Album Review: Blanck Mass – Blanck Mass

[Rock Action; 2011]

Okay, so if you’ll allow me to be obtuse – and really you’re going to have to – “Sifted Gold” begins Blanck Mass like the fade in to a shot of some underwater depth, a cave maybe, in the blackest corner of some wild, unnamed ocean. Either just audible through the impossible pressure or imagined by our host lens, waves gather and crash above while spiny, long-fingered devils lurk and bide below. Darkness. “A Benjamin John Power Film” briefly materializes onscreen before being blasted from view by refracted sunbeams! – A great alien crystal rising from the caverns! – bathing the surrounding undersea wasteland in futuristic synthesizer light!

TITLE: “BLANCK MASS”

As the crystal rises, sizzling through the water in a noisy distortion of purpose, layers of vibration and bubbling, unfolding twinkles circle upwards from the disturbed floor. Repetition of these contrasting textures, effective in their drama, are thematic both in aesthetic and in practice – this work gains, and loses, most of its impact and momentum through the gradual unravelling of these delicate, ambling patterns. The finger-creatures first shield their eyes from the rising monolithic stone, but soon find themselves drawn to its warmth, fan their slime-webbed hands and follow it carefully to the surface where, upon breaking the water on their brows, they touch the sun’s rays for the first time. “This is some 2001: A Space Odyssey shit,” someone says, but they are wrong. It’s more like Sphere, and here’s why:

What made Tarot Sport, the massive 2009 album by Power and associate noisemaker Andrew Hung, collectively Fuck Buttons, so expansive and exciting was its sonic enactment of scope and motion, unstoppably forward. Galloping percussion and propulsive energy (see “The Lisbon Maru”) made the album an adventure to experience. Here the movements are more subtle, sure, practically static at times, like in just about all of “Sub Serious,” but they also feel sleepy and meandering, or loopy and misplaced, like the prehistoric-bird-squawk-over-casio-chords of “Icke’s Struggle.” I feel like Icke is a jungle boy who was scooped up by the mother dino-bird and now he’s trying to escape her nest by not doing anything for three minutes. As this is a more introspective, ambient-leaning work, perhaps this is Power’s intention – but there is just an intangible cadence found on some of the better recent “drum-less” records – Does It Look Like I’m Here? for example – that Blanck Mass fails to achieve. For a themed record, even if the theme is basically drowning (cerebral hypoxia), this is a weird contiguity issue that is unfortunate in its degree of distraction.

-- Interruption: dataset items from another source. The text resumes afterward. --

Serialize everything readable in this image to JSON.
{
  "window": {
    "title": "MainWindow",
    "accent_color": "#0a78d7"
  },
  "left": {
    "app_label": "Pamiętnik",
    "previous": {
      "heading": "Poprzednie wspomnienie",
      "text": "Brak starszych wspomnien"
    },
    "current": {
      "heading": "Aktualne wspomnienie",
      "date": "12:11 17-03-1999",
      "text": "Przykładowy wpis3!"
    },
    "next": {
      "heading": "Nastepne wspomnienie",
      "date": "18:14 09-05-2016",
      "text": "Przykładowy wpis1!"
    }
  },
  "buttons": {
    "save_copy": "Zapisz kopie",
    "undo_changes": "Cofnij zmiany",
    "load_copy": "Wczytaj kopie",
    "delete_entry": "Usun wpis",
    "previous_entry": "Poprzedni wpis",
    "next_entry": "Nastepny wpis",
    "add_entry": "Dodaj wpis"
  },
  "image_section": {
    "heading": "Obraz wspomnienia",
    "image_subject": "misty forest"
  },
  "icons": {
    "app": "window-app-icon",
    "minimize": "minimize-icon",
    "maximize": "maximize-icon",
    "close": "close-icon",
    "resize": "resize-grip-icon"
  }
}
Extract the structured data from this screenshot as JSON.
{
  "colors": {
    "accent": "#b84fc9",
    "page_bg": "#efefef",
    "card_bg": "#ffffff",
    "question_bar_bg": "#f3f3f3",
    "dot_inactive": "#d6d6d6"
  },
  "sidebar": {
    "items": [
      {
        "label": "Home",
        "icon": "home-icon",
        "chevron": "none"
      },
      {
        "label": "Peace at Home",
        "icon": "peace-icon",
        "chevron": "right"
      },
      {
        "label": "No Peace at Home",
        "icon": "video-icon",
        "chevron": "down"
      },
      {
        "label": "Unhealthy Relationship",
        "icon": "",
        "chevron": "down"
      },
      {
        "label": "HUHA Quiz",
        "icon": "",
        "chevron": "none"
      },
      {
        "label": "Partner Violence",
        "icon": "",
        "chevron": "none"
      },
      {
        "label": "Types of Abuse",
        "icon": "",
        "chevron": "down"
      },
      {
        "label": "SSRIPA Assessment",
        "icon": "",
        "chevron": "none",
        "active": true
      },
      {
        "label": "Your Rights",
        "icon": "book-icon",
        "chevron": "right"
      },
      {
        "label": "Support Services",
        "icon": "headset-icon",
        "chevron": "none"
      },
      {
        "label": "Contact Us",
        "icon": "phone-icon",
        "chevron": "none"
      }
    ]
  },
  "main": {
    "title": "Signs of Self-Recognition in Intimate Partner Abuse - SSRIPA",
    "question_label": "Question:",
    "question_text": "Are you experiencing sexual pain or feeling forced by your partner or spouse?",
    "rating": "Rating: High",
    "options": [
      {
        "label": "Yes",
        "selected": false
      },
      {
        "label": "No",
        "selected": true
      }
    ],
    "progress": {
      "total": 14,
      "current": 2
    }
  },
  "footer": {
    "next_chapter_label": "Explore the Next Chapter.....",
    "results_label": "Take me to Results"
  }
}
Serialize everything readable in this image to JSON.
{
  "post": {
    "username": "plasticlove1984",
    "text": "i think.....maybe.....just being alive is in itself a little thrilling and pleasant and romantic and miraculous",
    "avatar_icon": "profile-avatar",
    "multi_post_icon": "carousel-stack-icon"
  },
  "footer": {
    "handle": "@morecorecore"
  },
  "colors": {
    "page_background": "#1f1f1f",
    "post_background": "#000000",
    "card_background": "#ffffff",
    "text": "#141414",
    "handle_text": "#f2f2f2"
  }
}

Of course, the record is not without its triumphs, and as these are a Fuck Buttons-related triumphs, they are generally fucking huge. “Land Disasters” is a squall of ferocity and glory, churning and gathering power until the bass drops in at 3:47 and the resulting wall of sound feels satisfyingly earned and complete. “What You Know,” the album’s penultimate track, is a thirteen-and-a-half minute high, and is probably the closest we ever get to touching “Olympians”-level epic-ness (I’ve been trying so hard to go this whole thing without writing shit like “epic” or “cinematic”). It percolates and spirals within layers of itself like a dance track without any legs but a whole lot of style.

While I don’t understand a lot of the decisions made on this record, it is still undeniably an exhibition of some of the best sonic control and sound shaping around. If this is the more personal, internal side of Fuck Buttons, I’m pretty excited for when it all explodes and we start riding feathered serpents through spacetime to the tops of mountains again. Roll credits.